HOUSTON (CN) – Houston garbage collectors are working 16-hour days picking up piles of soggy building materials removed from flooded homes, and the mayor says the process could drag on until Christmas if a tax hike is not approved to pay for more garbage contractors.
It’s been two more than two weeks since Hurricane Harvey dumped an unprecedented 51 inches of rain on Greater Houston, but evidence of the disaster lingers on curbs throughout the city and unsightly mounds of soggy drywall, carpet, doors and wood flooring that officials say are becoming a rancid health hazard.
Mayor Sylvester Turner has estimated the city will have to pick up 800,000 dump trucks of debris from the more than 125,000 homes flooded by Harvey.
Houston has already spent the $20 million that was in its emergency fund on Harvey recovery efforts, and Turner said at a City Council meeting Tuesday he expects trash disposal costs to exceed $200 million, leaving the city with a more than $20 million bill after the Federal Emergency Management Agency reimburses 90 percent.
So Turner is asking the City Council to approve an 8.9 percent property tax increase for 12 months that would cost the owner of a $225,000 home about $118.
The proposal brought anti-tax advocate Bruce Hotze to the meeting. Hotze, a lifelong Houstonian, said homes owned by two of his children were flooded by Harvey and that some of his displaced family is staying at his house in west Houston. He unsuccessfully intervened in a 2010 lawsuit the city filed to get approval of an increase in sewer and water fees.
Hotze stood at a podium in front of Turner and the City Council for an hour – speakers usually only get two minutes to address the council – his eyes twinkling beneath his bushy eyebrows, as several councilmen told how they are getting dozens of phone calls and emails from constituents each day asking when the city is going to pick up the trash in front of their homes.

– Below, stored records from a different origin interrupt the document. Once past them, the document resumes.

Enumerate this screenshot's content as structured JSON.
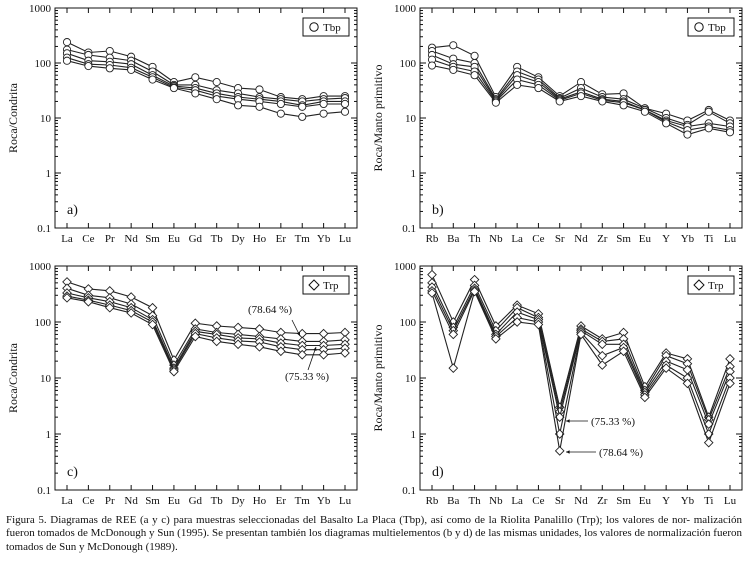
{
  "chart_data": [
    {
      "id": "a",
      "type": "line",
      "panel_label": "a)",
      "ylabel": "Roca/Condrita",
      "yscale": "log",
      "ylim": [
        0.1,
        1000
      ],
      "yticks": [
        "0.1",
        "1",
        "10",
        "100",
        "1000"
      ],
      "marker": "circle",
      "legend": "Tbp",
      "legend_position": "top-right",
      "categories": [
        "La",
        "Ce",
        "Pr",
        "Nd",
        "Sm",
        "Eu",
        "Gd",
        "Tb",
        "Dy",
        "Ho",
        "Er",
        "Tm",
        "Yb",
        "Lu"
      ],
      "series": [
        {
          "name": "s1",
          "values": [
            240,
            155,
            165,
            130,
            85,
            45,
            55,
            45,
            35,
            33,
            24,
            22,
            25,
            25
          ]
        },
        {
          "name": "s2",
          "values": [
            175,
            140,
            125,
            110,
            70,
            40,
            40,
            32,
            28,
            24,
            22,
            20,
            22,
            23
          ]
        },
        {
          "name": "s3",
          "values": [
            150,
            110,
            105,
            95,
            60,
            38,
            35,
            28,
            24,
            22,
            20,
            17,
            20,
            20
          ]
        },
        {
          "name": "s4",
          "values": [
            125,
            95,
            92,
            82,
            55,
            36,
            32,
            25,
            22,
            20,
            18,
            16,
            18,
            18
          ]
        },
        {
          "name": "s5",
          "values": [
            110,
            88,
            80,
            75,
            50,
            35,
            28,
            22,
            17,
            16,
            12,
            10.5,
            12,
            13
          ]
        }
      ],
      "annotations": []
    },
    {
      "id": "b",
      "type": "line",
      "panel_label": "b)",
      "ylabel": "Roca/Manto primitivo",
      "yscale": "log",
      "ylim": [
        0.1,
        1000
      ],
      "yticks": [
        "0.1",
        "1",
        "10",
        "100",
        "1000"
      ],
      "marker": "circle",
      "legend": "Tbp",
      "legend_position": "top-right",
      "categories": [
        "Rb",
        "Ba",
        "Th",
        "Nb",
        "La",
        "Ce",
        "Sr",
        "Nd",
        "Zr",
        "Sm",
        "Eu",
        "Y",
        "Yb",
        "Ti",
        "Lu"
      ],
      "series": [
        {
          "name": "s1",
          "values": [
            190,
            210,
            135,
            24,
            85,
            55,
            25,
            45,
            27,
            28,
            15,
            12,
            9,
            14,
            9
          ]
        },
        {
          "name": "s2",
          "values": [
            165,
            120,
            100,
            22,
            70,
            50,
            23,
            35,
            24,
            22,
            15,
            10,
            7.5,
            13,
            8
          ]
        },
        {
          "name": "s3",
          "values": [
            140,
            95,
            85,
            21,
            60,
            45,
            22,
            30,
            22,
            20,
            14,
            9,
            7,
            8,
            7
          ]
        },
        {
          "name": "s4",
          "values": [
            115,
            85,
            70,
            20,
            50,
            40,
            21,
            28,
            21,
            19,
            14,
            8.5,
            6,
            7,
            6
          ]
        },
        {
          "name": "s5",
          "values": [
            90,
            75,
            60,
            19,
            40,
            35,
            20,
            25,
            20,
            17,
            13,
            8,
            5,
            6.5,
            5.5
          ]
        }
      ],
      "annotations": []
    },
    {
      "id": "c",
      "type": "line",
      "panel_label": "c)",
      "ylabel": "Roca/Condrita",
      "yscale": "log",
      "ylim": [
        0.1,
        1000
      ],
      "yticks": [
        "0.1",
        "1",
        "10",
        "100",
        "1000"
      ],
      "marker": "diamond",
      "legend": "Trp",
      "legend_position": "top-right",
      "categories": [
        "La",
        "Ce",
        "Pr",
        "Nd",
        "Sm",
        "Eu",
        "Gd",
        "Tb",
        "Dy",
        "Ho",
        "Er",
        "Tm",
        "Yb",
        "Lu"
      ],
      "series": [
        {
          "name": "s1",
          "values": [
            520,
            390,
            360,
            280,
            180,
            21,
            95,
            85,
            80,
            75,
            65,
            62,
            62,
            65
          ]
        },
        {
          "name": "s2",
          "values": [
            400,
            300,
            270,
            210,
            130,
            17,
            75,
            65,
            60,
            55,
            50,
            45,
            45,
            48
          ]
        },
        {
          "name": "s3",
          "values": [
            330,
            270,
            230,
            180,
            110,
            15,
            68,
            60,
            52,
            50,
            42,
            38,
            38,
            40
          ]
        },
        {
          "name": "s4",
          "values": [
            290,
            245,
            200,
            160,
            100,
            14,
            62,
            52,
            46,
            44,
            36,
            32,
            32,
            34
          ]
        },
        {
          "name": "s5",
          "values": [
            270,
            230,
            180,
            145,
            90,
            13,
            55,
            45,
            40,
            36,
            30,
            26,
            26,
            28
          ]
        }
      ],
      "annotations": [
        "(78.64 %)",
        "(75.33 %)"
      ]
    },
    {
      "id": "d",
      "type": "line",
      "panel_label": "d)",
      "ylabel": "Roca/Manto primitivo",
      "yscale": "log",
      "ylim": [
        0.1,
        1000
      ],
      "yticks": [
        "0.1",
        "1",
        "10",
        "100",
        "1000"
      ],
      "marker": "diamond",
      "legend": "Trp",
      "legend_position": "top-right",
      "categories": [
        "Rb",
        "Ba",
        "Th",
        "Nb",
        "La",
        "Ce",
        "Sr",
        "Nd",
        "Zr",
        "Sm",
        "Eu",
        "Y",
        "Yb",
        "Ti",
        "Lu"
      ],
      "series": [
        {
          "name": "s1",
          "values": [
            700,
            100,
            570,
            85,
            200,
            140,
            3,
            85,
            50,
            65,
            7,
            28,
            22,
            2,
            22
          ]
        },
        {
          "name": "s2",
          "values": [
            500,
            80,
            450,
            70,
            180,
            120,
            2.5,
            75,
            45,
            50,
            6,
            25,
            18,
            1.8,
            16
          ]
        },
        {
          "name": "s3",
          "values": [
            420,
            70,
            400,
            60,
            150,
            110,
            2,
            70,
            40,
            40,
            5.5,
            20,
            14,
            1.5,
            13
          ]
        },
        {
          "name": "s4",
          "values": [
            360,
            60,
            370,
            55,
            120,
            100,
            1,
            65,
            25,
            35,
            5,
            17,
            10,
            1,
            10
          ]
        },
        {
          "name": "s5",
          "values": [
            330,
            15,
            350,
            50,
            100,
            90,
            0.5,
            60,
            17,
            30,
            4.5,
            15,
            8,
            0.7,
            8
          ]
        }
      ],
      "annotations": [
        "(75.33 %)",
        "(78.64 %)"
      ]
    }
  ],
  "caption": {
    "lines": [
      "Figura 5. Diagramas de REE (a y c) para muestras seleccionadas del Basalto La Placa (Tbp), así como de la Riolita Panalillo (Trp); los valores de nor-",
      "malización fueron tomados de McDonough y Sun (1995). Se presentan también los diagramas multielementos (b y d) de las mismas unidades, los valores",
      "de normalización fueron tomados de Sun y McDonough (1989)."
    ]
  }
}
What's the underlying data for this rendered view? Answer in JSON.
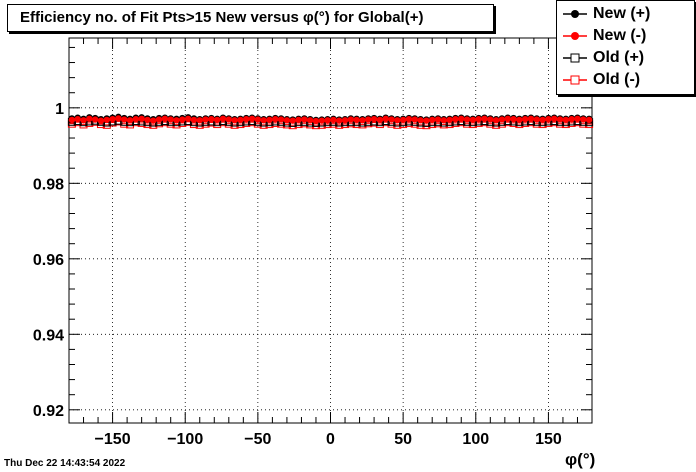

Hotze said the city should delay the tax hike until the Harris County Appraisal District can reappraise flooded homes. Houston is Harris County’s seat.
“I’m not against raising taxes to take care of this for the year, but I don’t want to put the burden on those houses that are already flooded out,” he said.
“You want us to go back and reappraise all those homes, how long does that take?” Vice Mayor Pro-Tem Jerry Davis asked Hotze.
“I’m not sure. I would ask HCAD,” Hotze replied, abbreviating the Harris County Appraisal District.
“How many homes are we talking about?” Davis asked.
“We heard 800 here earlier today, just in that one neighborhood.”
“OK, so how many homes are we talking about?”
“I don’t know how many homes there are. The mayor probably knows, or somebody here knows how many homes there are,” Hotze said, his Texas twang faltering beneath Davis’ barrage.
Hotze is CEO of Houston-based Compressor Engineering Corp., a compressor-parts manufacturing company founded by his father in 1964. Hotze owns a home in west Houston that is appraised at $1.3 million, according to public records.
He told Davis that residents of his neighborhood have already removed their flood debris.